Golconda, India, circa 1650-80
Cast brass carved with punched and engraved details and traces of polychrome
Height: 34 cm; Length: 39.5 cm
This remarkable zoomorphic palanquin finial is a striking example of the bold and original tradition of Golconda decorative metalware made for the context of the grand processions of the illustrious nobility.
The finial takes the most expressive form of a miniature yali riding a makara. The yali, often found sculpted in rampant pose in the pillars of many South Indian temples, is a mythical creature whose body is usually part lion, part horse and part elephant. Our yali has a graceful feline body with the head of a lion and elephant tusks. More powerful than any of the animals that compose its body, the yali has a predominantly protective nature, and in its iconography can often be found riding a makara.
Also a protective figure, the makara is a half terrestrial and half aquatic creature, a hybrid of different animals usually combining the jaw of a crocodile, the snout of an elephant and the ears and tusks of a wild board, while having a flexible fish-like body with scales on its surface. Traditionally seen as a mythical aquatic being serving as guardian of temples and thrones, the makara is adorned with an elegant headpiece placed over an ornamental swirly horse’s mane, smoothing elements of the rawness of expression brought forth by the protruding teeth of the wild boar. Both are finely decorated with engraved and punched details with particular attention given to the areas around the makara’s neck, mouth and eyes, and the yali’s mane.

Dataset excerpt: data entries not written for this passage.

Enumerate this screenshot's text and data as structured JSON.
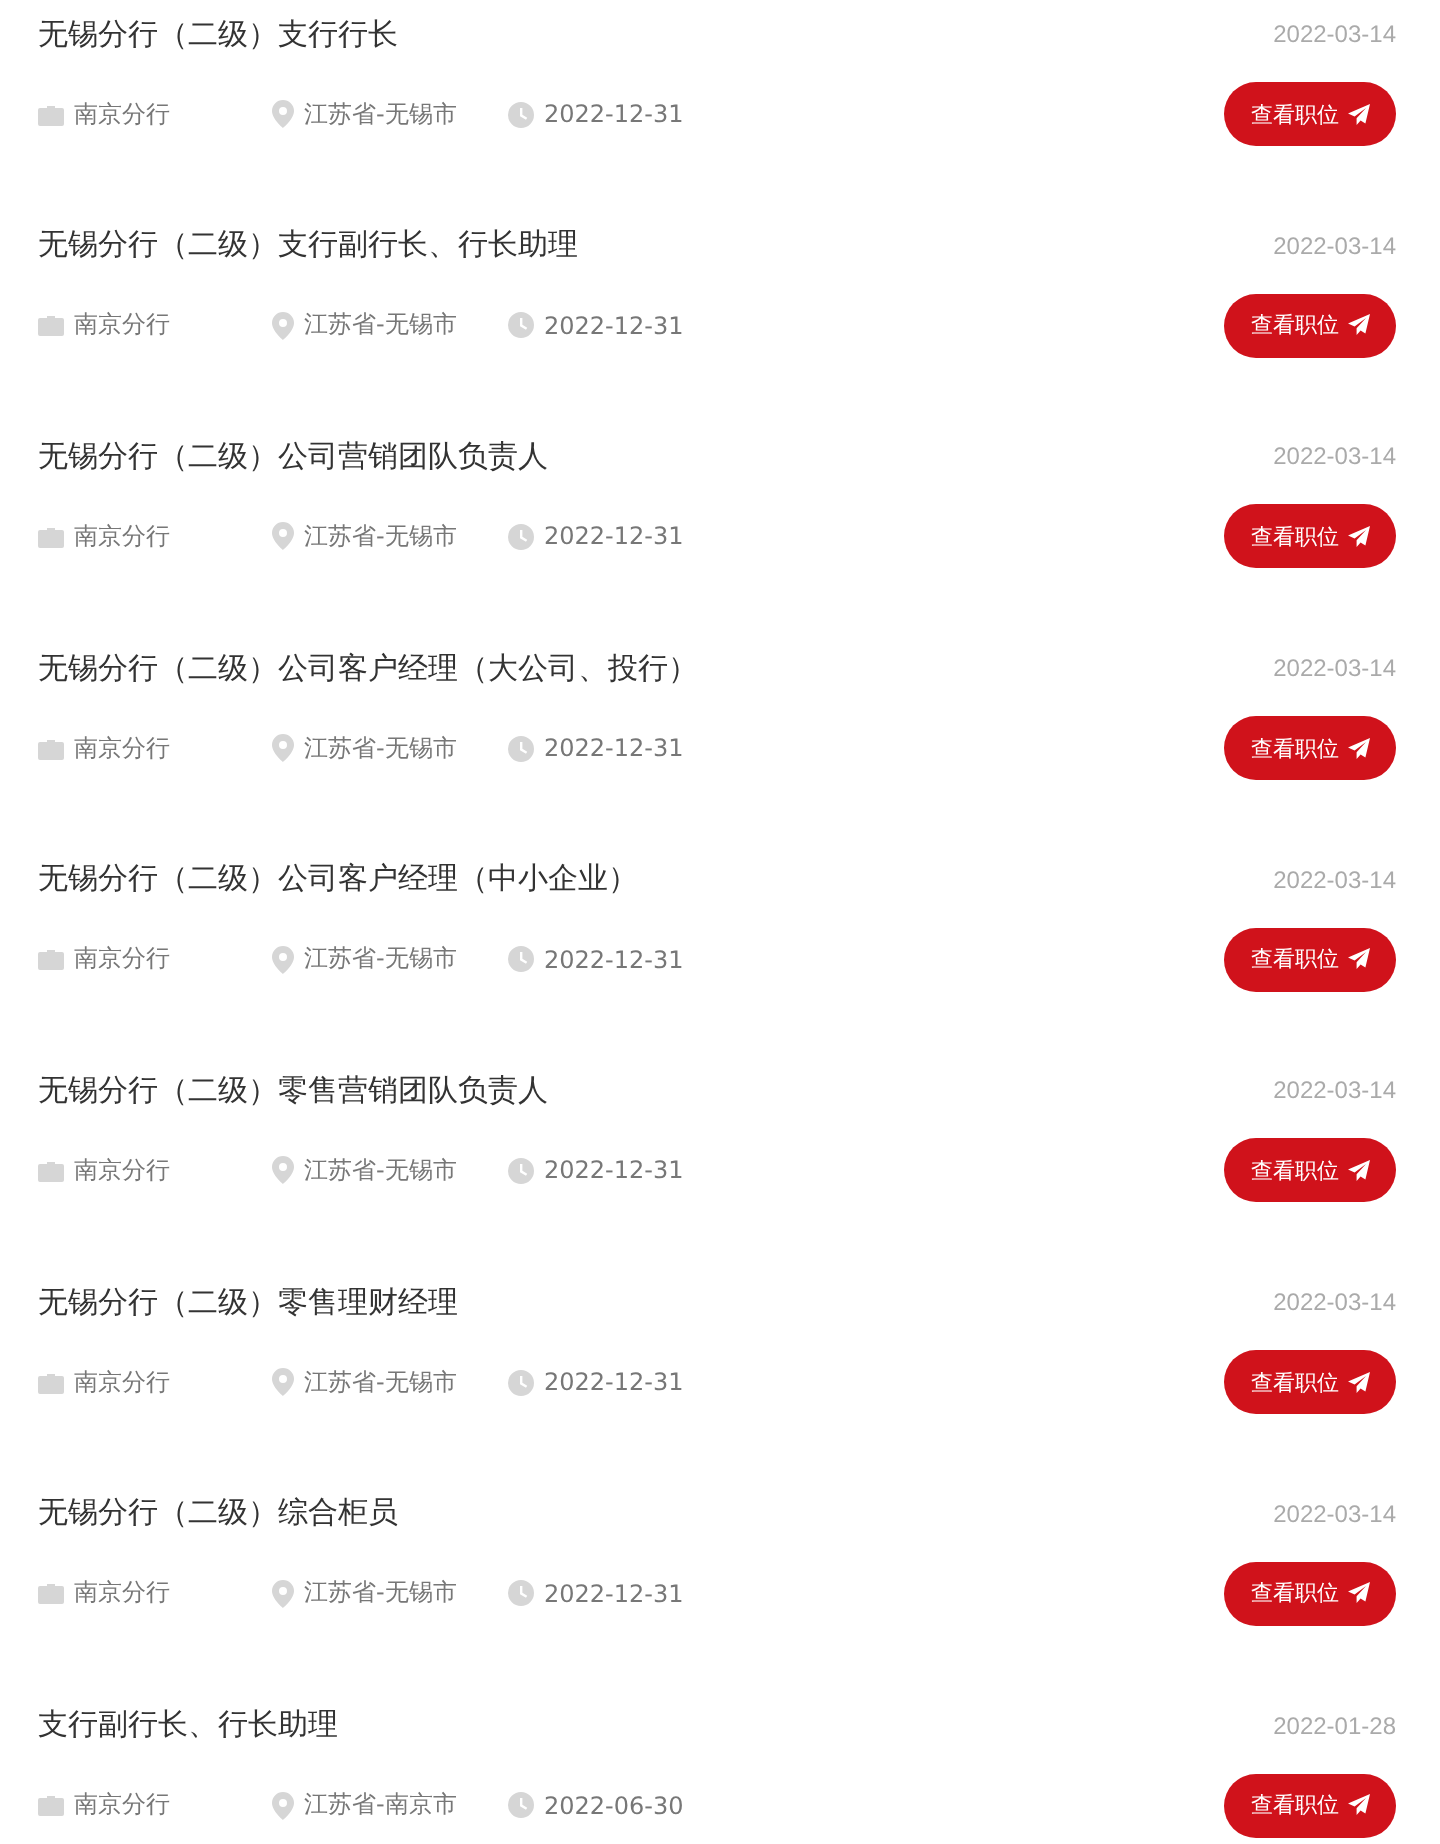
{
  "jobs": [
    {
      "title": "无锡分行（二级）支行行长",
      "date": "2022-03-14",
      "branch": "南京分行",
      "location": "江苏省-无锡市",
      "deadline": "2022-12-31",
      "button": "查看职位"
    },
    {
      "title": "无锡分行（二级）支行副行长、行长助理",
      "date": "2022-03-14",
      "branch": "南京分行",
      "location": "江苏省-无锡市",
      "deadline": "2022-12-31",
      "button": "查看职位"
    },
    {
      "title": "无锡分行（二级）公司营销团队负责人",
      "date": "2022-03-14",
      "branch": "南京分行",
      "location": "江苏省-无锡市",
      "deadline": "2022-12-31",
      "button": "查看职位"
    },
    {
      "title": "无锡分行（二级）公司客户经理（大公司、投行）",
      "date": "2022-03-14",
      "branch": "南京分行",
      "location": "江苏省-无锡市",
      "deadline": "2022-12-31",
      "button": "查看职位"
    },
    {
      "title": "无锡分行（二级）公司客户经理（中小企业）",
      "date": "2022-03-14",
      "branch": "南京分行",
      "location": "江苏省-无锡市",
      "deadline": "2022-12-31",
      "button": "查看职位"
    },
    {
      "title": "无锡分行（二级）零售营销团队负责人",
      "date": "2022-03-14",
      "branch": "南京分行",
      "location": "江苏省-无锡市",
      "deadline": "2022-12-31",
      "button": "查看职位"
    },
    {
      "title": "无锡分行（二级）零售理财经理",
      "date": "2022-03-14",
      "branch": "南京分行",
      "location": "江苏省-无锡市",
      "deadline": "2022-12-31",
      "button": "查看职位"
    },
    {
      "title": "无锡分行（二级）综合柜员",
      "date": "2022-03-14",
      "branch": "南京分行",
      "location": "江苏省-无锡市",
      "deadline": "2022-12-31",
      "button": "查看职位"
    },
    {
      "title": "支行副行长、行长助理",
      "date": "2022-01-28",
      "branch": "南京分行",
      "location": "江苏省-南京市",
      "deadline": "2022-06-30",
      "button": "查看职位"
    }
  ]
}
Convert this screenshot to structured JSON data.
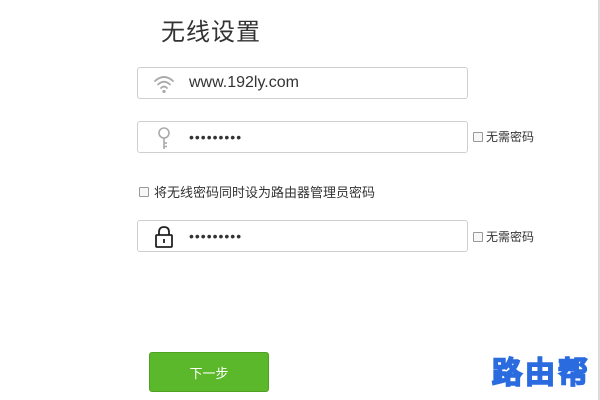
{
  "page": {
    "title": "无线设置"
  },
  "ssid_field": {
    "value": "www.192ly.com",
    "icon": "wifi-icon"
  },
  "wifi_password_field": {
    "value": "•••••••••",
    "icon": "key-icon",
    "no_password_label": "无需密码"
  },
  "same_as_admin": {
    "label": "将无线密码同时设为路由器管理员密码",
    "checked": false
  },
  "admin_password_field": {
    "value": "•••••••••",
    "icon": "lock-icon",
    "no_password_label": "无需密码"
  },
  "actions": {
    "next_label": "下一步"
  },
  "watermark": {
    "text": "路由帮"
  },
  "colors": {
    "accent": "#5ab82a",
    "watermark": "#2a6be0",
    "border": "#cfcfcf"
  }
}
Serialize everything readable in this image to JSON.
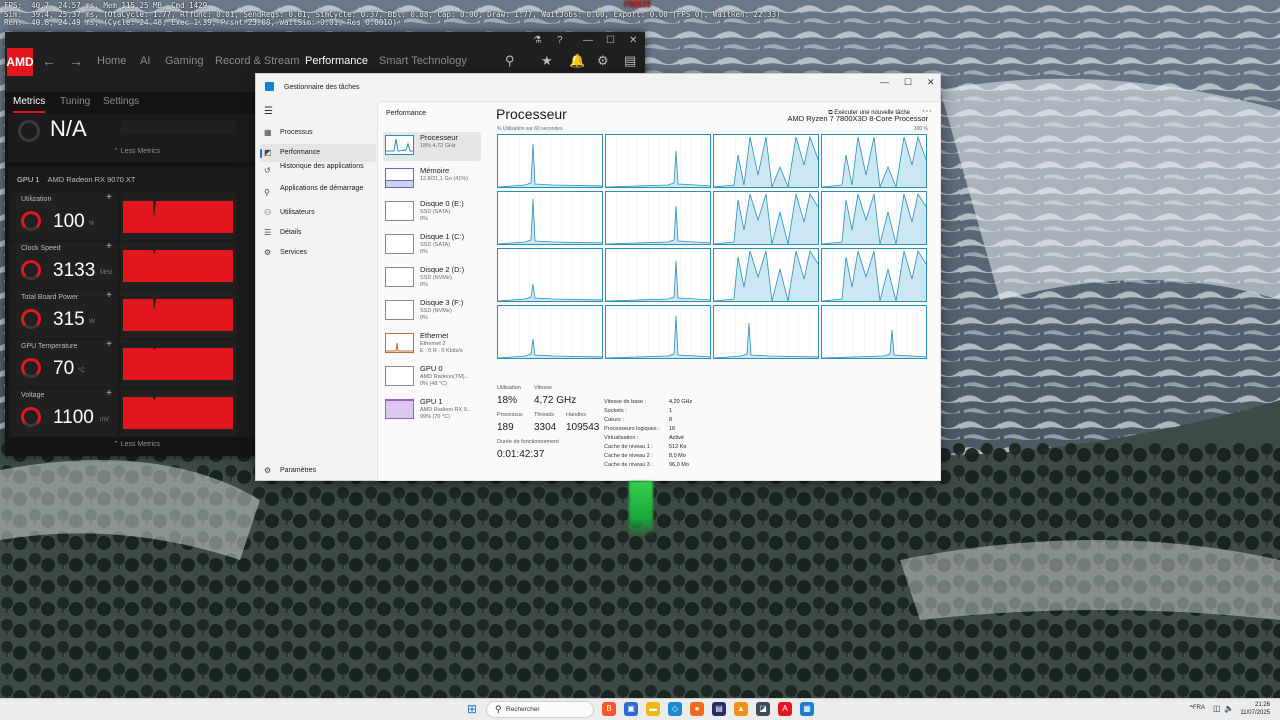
{
  "debug": {
    "line1": "FPS:  40.7, 24.57 ms, Mem 115.25 MB, Cmd 1429",
    "line2": "Sim:  39.4, 25.37 ms, (OtaCycle: 1.77, RTfunc: 0.01, SendRegs: 0.01, SimCycle: 0.37, Bbl: 0.88, Cap: 0.00, Draw: 1.77, WaitJobs: 0.00, Export: 0.00 (FPS 0), WaitRen: 22.33)",
    "line3": "Ren:  40.8, 24.49 ms, (Cycle: 24.48, Exec 1.39, Prsnt 23.08, WaitSim: 0.01, Res 0.0010)",
    "freeze": "FREEZE"
  },
  "amd": {
    "logo": "AMD",
    "nav": [
      "Home",
      "AI",
      "Gaming",
      "Record & Stream",
      "Performance",
      "Smart Technology"
    ],
    "active_nav": "Performance",
    "subtabs": [
      "Metrics",
      "Tuning",
      "Settings"
    ],
    "top_metric": {
      "value": "N/A"
    },
    "less_label": "Less Metrics",
    "gpu": {
      "label": "GPU 1",
      "name": "AMD Radeon RX 9070 XT"
    },
    "metrics": [
      {
        "label": "Utilization",
        "value": "100",
        "unit": "%"
      },
      {
        "label": "Clock Speed",
        "value": "3133",
        "unit": "MHz"
      },
      {
        "label": "Total Board Power",
        "value": "315",
        "unit": "W"
      },
      {
        "label": "GPU Temperature",
        "value": "70",
        "unit": "°C"
      },
      {
        "label": "Voltage",
        "value": "1100",
        "unit": "mV"
      }
    ],
    "accent": "#e3161f"
  },
  "taskmgr": {
    "title": "Gestionnaire des tâches",
    "nav": [
      {
        "icon": "processes-icon",
        "glyph": "▦",
        "label": "Processus"
      },
      {
        "icon": "performance-icon",
        "glyph": "◩",
        "label": "Performance"
      },
      {
        "icon": "app-history-icon",
        "glyph": "↺",
        "label": "Historique des applications"
      },
      {
        "icon": "startup-apps-icon",
        "glyph": "⚲",
        "label": "Applications de démarrage"
      },
      {
        "icon": "users-icon",
        "glyph": "⚇",
        "label": "Utilisateurs"
      },
      {
        "icon": "details-icon",
        "glyph": "☰",
        "label": "Détails"
      },
      {
        "icon": "services-icon",
        "glyph": "⚙",
        "label": "Services"
      }
    ],
    "settings_label": "Paramètres",
    "header": "Performance",
    "new_task": "Exécuter une nouvelle tâche",
    "list": [
      {
        "name": "Processeur",
        "sub1": "18% 4,72 GHz",
        "sub2": ""
      },
      {
        "name": "Mémoire",
        "sub1": "12,8/31,1 Go (41%)",
        "sub2": ""
      },
      {
        "name": "Disque 0 (E:)",
        "sub1": "SSD (SATA)",
        "sub2": "0%"
      },
      {
        "name": "Disque 1 (C:)",
        "sub1": "SSD (SATA)",
        "sub2": "0%"
      },
      {
        "name": "Disque 2 (D:)",
        "sub1": "SSD (NVMe)",
        "sub2": "0%"
      },
      {
        "name": "Disque 3 (F:)",
        "sub1": "SSD (NVMe)",
        "sub2": "0%"
      },
      {
        "name": "Ethernet",
        "sub1": "Ethernet 2",
        "sub2": "E : 0 R : 0 Kbits/s"
      },
      {
        "name": "GPU 0",
        "sub1": "AMD Radeon(TM)...",
        "sub2": "0% (48 °C)"
      },
      {
        "name": "GPU 1",
        "sub1": "AMD Radeon RX 9...",
        "sub2": "99% (70 °C)"
      }
    ],
    "cpu": {
      "title": "Processeur",
      "model": "AMD Ryzen 7 7800X3D 8-Core Processor",
      "graph_caption": "% Utilisation sur 60 secondes",
      "graph_max": "100 %",
      "stats": [
        {
          "label": "Utilisation",
          "value": "18%"
        },
        {
          "label": "Vitesse",
          "value": "4,72 GHz"
        },
        {
          "label": "Processus",
          "value": "189"
        },
        {
          "label": "Threads",
          "value": "3304"
        },
        {
          "label": "Handles",
          "value": "109543"
        },
        {
          "label": "Durée de fonctionnement",
          "value": "0:01:42:37"
        }
      ],
      "specs": [
        {
          "label": "Vitesse de base :",
          "value": "4,20 GHz"
        },
        {
          "label": "Sockets :",
          "value": "1"
        },
        {
          "label": "Cœurs :",
          "value": "8"
        },
        {
          "label": "Processeurs logiques :",
          "value": "16"
        },
        {
          "label": "Virtualisation :",
          "value": "Activé"
        },
        {
          "label": "Cache de niveau 1 :",
          "value": "512 Ko"
        },
        {
          "label": "Cache de niveau 2 :",
          "value": "8,0 Mo"
        },
        {
          "label": "Cache de niveau 3 :",
          "value": "96,0 Mo"
        }
      ]
    },
    "accent": "#2b8fb6"
  },
  "taskbar": {
    "search_placeholder": "Rechercher",
    "apps": [
      {
        "icon": "brave-icon",
        "color": "#fb542b",
        "glyph": "B"
      },
      {
        "icon": "store-icon",
        "color": "#2d6bd3",
        "glyph": "▣"
      },
      {
        "icon": "explorer-icon",
        "color": "#f2b90c",
        "glyph": "▬"
      },
      {
        "icon": "vscode-icon",
        "color": "#1a8ad4",
        "glyph": "◇"
      },
      {
        "icon": "firefox-icon",
        "color": "#f36a1c",
        "glyph": "●"
      },
      {
        "icon": "app-icon",
        "color": "#2b2b6b",
        "glyph": "▤"
      },
      {
        "icon": "vlc-icon",
        "color": "#f09016",
        "glyph": "▲"
      },
      {
        "icon": "app2-icon",
        "color": "#3a4a5a",
        "glyph": "◪"
      },
      {
        "icon": "amd-icon",
        "color": "#e3161f",
        "glyph": "A"
      },
      {
        "icon": "taskmgr-icon",
        "color": "#1a7fd2",
        "glyph": "▦"
      }
    ],
    "language": "FRA",
    "time": "21:26",
    "date": "11/07/2025"
  }
}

Palanquins, or ‘palki’, used to carry noblemen in grand processions seem to have been decorated with lavish interiors and, externally, with four poles capped with finials in the form of fierce animal creatures, while the ones used to carry their female counterparts behind closed curtains were mainly ornamented with flower-shaped finials. We can therefore surmise that the present finial was once used as part of a palanquin transporting a distinctive nobleman. Equally interesting is the suggestion that palanquins might have been conceived as floating vessels over undulating waters (Stewart), signalled by the use of decorative lotus flowers, motifs closely related to water, in the palanquins carrying women, but also consistent with the punctuation of a palanquin for a nobleman with the makara, the guardian sea-creature seen in this finial.
Provenance:
Spink and Sons, London, 1978.
Private collection, UK.
Exhibited and Published:
Sultans of the Deccan India 1500-1700: Opulence and Fantasy. The Metropolitan Museum of Art, New York, 2015, page 248, plate 142i.